- A Q&A with no. 2 starter Phil Hughes.
- A-Rod is one of the few Yankees who lost weight during the off-season.
- Tex is working extensively on his left-handed swing in the hopes of avoiding another early-season slump.
- A new sign in the Yankee clubhouse says one word: "Compete." Really, that's it? Not "Win"? Or "Play Like Champions"? Were they not competing before the sign?
- Brett Gardner is one of the best "grinders" in all MLB (ranking first in pitches/PA and ninth in walk rate - and we haven't even mentioned his speed). Yet there's a good chance he'll still be condemned to the no. 9 spot in the lineup.
- Steven Goldman looked at the frequency of "over-the-hill" pitchers having bounce-back years -
The answer, if the recent past is any guide, is that it's not bloody likely...
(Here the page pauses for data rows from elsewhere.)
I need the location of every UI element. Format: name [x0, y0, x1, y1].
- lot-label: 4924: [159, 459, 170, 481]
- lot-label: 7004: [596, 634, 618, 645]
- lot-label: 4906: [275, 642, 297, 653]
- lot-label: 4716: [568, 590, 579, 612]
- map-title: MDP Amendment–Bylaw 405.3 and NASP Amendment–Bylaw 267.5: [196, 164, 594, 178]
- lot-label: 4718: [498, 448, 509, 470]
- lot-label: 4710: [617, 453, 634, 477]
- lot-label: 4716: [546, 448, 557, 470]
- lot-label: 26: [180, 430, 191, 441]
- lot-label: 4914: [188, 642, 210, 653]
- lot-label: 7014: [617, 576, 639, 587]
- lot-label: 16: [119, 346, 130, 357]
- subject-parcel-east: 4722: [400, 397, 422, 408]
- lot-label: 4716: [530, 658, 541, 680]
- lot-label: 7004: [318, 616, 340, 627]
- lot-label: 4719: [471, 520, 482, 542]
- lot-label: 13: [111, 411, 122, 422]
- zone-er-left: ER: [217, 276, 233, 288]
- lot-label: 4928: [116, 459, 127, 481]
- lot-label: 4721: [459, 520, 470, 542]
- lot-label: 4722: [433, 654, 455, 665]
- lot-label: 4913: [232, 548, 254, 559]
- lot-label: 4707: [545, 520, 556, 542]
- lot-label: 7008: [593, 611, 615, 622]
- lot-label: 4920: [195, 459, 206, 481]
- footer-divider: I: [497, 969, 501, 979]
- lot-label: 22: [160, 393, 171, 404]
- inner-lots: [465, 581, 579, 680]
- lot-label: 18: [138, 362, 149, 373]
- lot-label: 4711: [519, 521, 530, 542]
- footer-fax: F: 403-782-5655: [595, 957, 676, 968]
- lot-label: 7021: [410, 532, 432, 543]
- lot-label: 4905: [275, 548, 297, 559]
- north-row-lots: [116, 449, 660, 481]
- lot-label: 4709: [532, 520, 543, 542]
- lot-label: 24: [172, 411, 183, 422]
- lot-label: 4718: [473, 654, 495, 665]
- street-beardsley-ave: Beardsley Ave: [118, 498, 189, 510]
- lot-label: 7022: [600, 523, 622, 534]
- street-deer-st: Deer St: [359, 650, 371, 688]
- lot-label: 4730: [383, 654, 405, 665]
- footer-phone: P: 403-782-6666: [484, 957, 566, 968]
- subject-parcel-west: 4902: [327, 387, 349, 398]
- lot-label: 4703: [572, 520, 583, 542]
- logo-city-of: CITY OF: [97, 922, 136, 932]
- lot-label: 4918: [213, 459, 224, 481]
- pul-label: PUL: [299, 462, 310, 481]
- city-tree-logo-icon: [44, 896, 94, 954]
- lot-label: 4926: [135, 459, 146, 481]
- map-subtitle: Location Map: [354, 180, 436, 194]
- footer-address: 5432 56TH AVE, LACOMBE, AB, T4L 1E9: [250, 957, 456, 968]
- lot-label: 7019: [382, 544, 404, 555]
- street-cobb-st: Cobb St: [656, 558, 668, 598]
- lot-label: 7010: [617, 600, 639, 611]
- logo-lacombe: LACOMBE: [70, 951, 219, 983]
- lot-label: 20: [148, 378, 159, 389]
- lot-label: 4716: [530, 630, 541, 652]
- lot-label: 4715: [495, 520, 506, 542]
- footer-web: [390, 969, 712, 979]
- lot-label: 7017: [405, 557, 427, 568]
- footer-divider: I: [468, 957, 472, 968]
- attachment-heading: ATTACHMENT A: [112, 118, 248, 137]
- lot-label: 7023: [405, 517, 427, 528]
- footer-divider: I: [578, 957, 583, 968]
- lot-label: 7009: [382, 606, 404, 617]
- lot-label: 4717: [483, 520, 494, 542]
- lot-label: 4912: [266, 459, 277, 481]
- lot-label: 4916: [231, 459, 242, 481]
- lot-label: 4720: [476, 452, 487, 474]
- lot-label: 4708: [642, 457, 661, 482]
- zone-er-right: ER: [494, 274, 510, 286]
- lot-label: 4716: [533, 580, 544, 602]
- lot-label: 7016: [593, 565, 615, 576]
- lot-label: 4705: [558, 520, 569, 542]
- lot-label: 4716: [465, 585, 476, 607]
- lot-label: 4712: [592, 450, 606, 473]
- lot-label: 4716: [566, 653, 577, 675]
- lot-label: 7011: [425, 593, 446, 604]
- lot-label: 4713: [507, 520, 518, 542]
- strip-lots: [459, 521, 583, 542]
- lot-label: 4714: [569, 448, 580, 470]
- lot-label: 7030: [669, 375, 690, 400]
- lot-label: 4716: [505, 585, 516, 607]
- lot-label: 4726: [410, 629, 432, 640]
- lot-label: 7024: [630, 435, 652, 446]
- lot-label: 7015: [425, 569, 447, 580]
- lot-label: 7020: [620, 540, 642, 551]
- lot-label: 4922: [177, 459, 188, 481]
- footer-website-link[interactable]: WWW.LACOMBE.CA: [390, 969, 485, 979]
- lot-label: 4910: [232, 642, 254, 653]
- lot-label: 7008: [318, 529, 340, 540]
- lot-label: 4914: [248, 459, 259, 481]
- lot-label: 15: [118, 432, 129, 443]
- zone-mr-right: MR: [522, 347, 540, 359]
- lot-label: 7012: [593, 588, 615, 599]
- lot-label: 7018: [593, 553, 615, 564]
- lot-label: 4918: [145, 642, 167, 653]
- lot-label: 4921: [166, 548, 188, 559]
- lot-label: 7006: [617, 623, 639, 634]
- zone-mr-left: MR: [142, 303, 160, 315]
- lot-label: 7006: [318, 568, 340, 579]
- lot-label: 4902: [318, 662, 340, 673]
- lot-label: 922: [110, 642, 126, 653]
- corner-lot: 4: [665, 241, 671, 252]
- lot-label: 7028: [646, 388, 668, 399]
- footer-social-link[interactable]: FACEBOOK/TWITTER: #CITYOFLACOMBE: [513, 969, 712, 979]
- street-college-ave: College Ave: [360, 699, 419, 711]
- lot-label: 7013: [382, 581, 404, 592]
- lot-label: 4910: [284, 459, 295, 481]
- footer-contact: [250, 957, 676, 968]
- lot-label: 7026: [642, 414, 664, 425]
[How many] pitchers who had at least a league-average ERA+ mark in 162 innings the year after having had a below-average adjusted ERA and less than 100 innings the year before? We found just three pitchers who answered this description in the same 1995-present time period...
If one believes that the performance indicators of the Yankees' top Double- and Triple-A pitching prospects of last year are even remotely accurate... they should be able to exceed the handicap offered to the veterans. If, in order to justify the oldsters' presence, you must pardon them for a 5.00 ERA while simultaneously admitting that the kids could surely do better, than what real purpose do the veterans serve?...
There is an opportunity cost even to spring training auditions: every turn on the big-league mound the retreads get is one less chance for a newcomer to establish his bona fides in front of the coaching staff.
There are some slight advantages to using "retreads" as opposed to rookies; there are no worries about: minor league options being used, an innings cap, pitches-per-start, or their confidence if they have a bad outing. You just throw them out there and hope they pitch well, unlike a rookie where many more factors come into play.